Salvatore Sauro (Professor of dental biomaterials and minimally invasive dentistry at CEU Cardenal Herrera University, in Spain) collaborated with colleagues from Brazil, Germany, Finland, Belgium and the UK to work on a method of dental repair. They have been working on a material to restore teeth in general. Everyone knows to brush their teeth but the actual reason we do it is bacteria. There is a constant war between keeping our teeth clean and bacteria spreading acid which destroys them. In the course of the study the researchers came up with 2 materials based on bioactive glass. Their focus was reducing the damage to teeth and regenerating them. One material contained micro-particles of Bioglass 45S5 (an old compound called Bioglass which can bind to teeth to repair it) and the other had, “…micro-particles of an experimental bioactive glass enriched with fluoride and high amount of phosphates.” The second compound turned out to be more efficient, especially in suppressing the proteins that degrade our teeth. The end is simply a proposal that this new material should be used to improve dental repair in the future.
Breaking the Bandwidth
A traditional rule in physics has recently been broken. For a long time physicists thought that a wave’s storage length was inversely proportional to its bandwidth.
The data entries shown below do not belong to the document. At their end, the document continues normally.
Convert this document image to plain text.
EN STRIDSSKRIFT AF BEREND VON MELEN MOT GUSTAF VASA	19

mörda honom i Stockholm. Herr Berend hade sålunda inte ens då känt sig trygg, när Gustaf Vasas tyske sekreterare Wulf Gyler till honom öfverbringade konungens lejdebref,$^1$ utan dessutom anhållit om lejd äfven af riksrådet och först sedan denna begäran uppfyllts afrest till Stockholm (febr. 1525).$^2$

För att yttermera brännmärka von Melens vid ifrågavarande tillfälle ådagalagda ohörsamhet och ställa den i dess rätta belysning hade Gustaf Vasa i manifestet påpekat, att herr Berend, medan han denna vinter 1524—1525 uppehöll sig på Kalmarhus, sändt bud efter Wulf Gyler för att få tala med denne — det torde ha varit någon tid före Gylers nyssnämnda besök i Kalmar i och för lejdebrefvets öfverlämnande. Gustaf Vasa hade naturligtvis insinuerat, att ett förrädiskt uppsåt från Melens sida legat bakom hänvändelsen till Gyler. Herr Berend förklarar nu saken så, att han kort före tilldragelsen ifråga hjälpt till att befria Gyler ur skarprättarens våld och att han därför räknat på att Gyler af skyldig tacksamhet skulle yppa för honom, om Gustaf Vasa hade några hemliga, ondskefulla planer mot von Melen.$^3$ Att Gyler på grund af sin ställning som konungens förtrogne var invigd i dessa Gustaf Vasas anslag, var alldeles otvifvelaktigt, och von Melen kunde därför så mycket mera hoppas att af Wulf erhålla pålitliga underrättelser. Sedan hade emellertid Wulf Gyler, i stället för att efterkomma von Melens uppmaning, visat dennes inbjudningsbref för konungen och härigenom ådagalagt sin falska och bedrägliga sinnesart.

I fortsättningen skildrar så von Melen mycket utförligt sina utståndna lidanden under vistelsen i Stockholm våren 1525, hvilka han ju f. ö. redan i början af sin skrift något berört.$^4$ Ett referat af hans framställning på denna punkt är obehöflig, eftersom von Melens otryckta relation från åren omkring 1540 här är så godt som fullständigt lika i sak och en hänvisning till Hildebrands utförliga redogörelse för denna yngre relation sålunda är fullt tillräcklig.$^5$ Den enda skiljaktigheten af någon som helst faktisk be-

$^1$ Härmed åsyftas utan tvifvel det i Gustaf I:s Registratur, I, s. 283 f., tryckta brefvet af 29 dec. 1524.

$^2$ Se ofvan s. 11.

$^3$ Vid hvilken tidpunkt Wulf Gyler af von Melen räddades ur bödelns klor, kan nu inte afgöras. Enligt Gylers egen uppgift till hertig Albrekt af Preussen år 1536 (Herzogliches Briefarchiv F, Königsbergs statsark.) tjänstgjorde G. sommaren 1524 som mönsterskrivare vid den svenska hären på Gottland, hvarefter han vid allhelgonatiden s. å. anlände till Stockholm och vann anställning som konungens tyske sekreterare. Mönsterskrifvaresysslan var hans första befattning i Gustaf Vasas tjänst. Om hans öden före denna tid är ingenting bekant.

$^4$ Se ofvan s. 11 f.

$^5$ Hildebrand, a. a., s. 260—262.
You can store a short bandwidth for longer times or a longer one for short periods. This unfortunately limits the information you can store but has now been shown to be untrue. Initially led by Kosmas Tsakmakidis (University of Ottawa) and then taken up by Hatice Altug (EPFL’s Bionanophotonic Systems Laboratory), they created a hybrid resonant / wave-guiding system with a magneto-optic material. When a magnetic field was applied, waves were stored while accumulating energy. When it was taken away, the waves were released. Using asymmetric and non-reciprocal approaches, large bandwidths could be generated on waves stored for a long time. There are numerous possibilities for this discovery but the listed fields are telecommunications, optical detection systems and broadband energy.
A new mineral, Nataliyamalikite, has been discovered in eastern Russia and is being described by Professor Joël Brugger in his paper.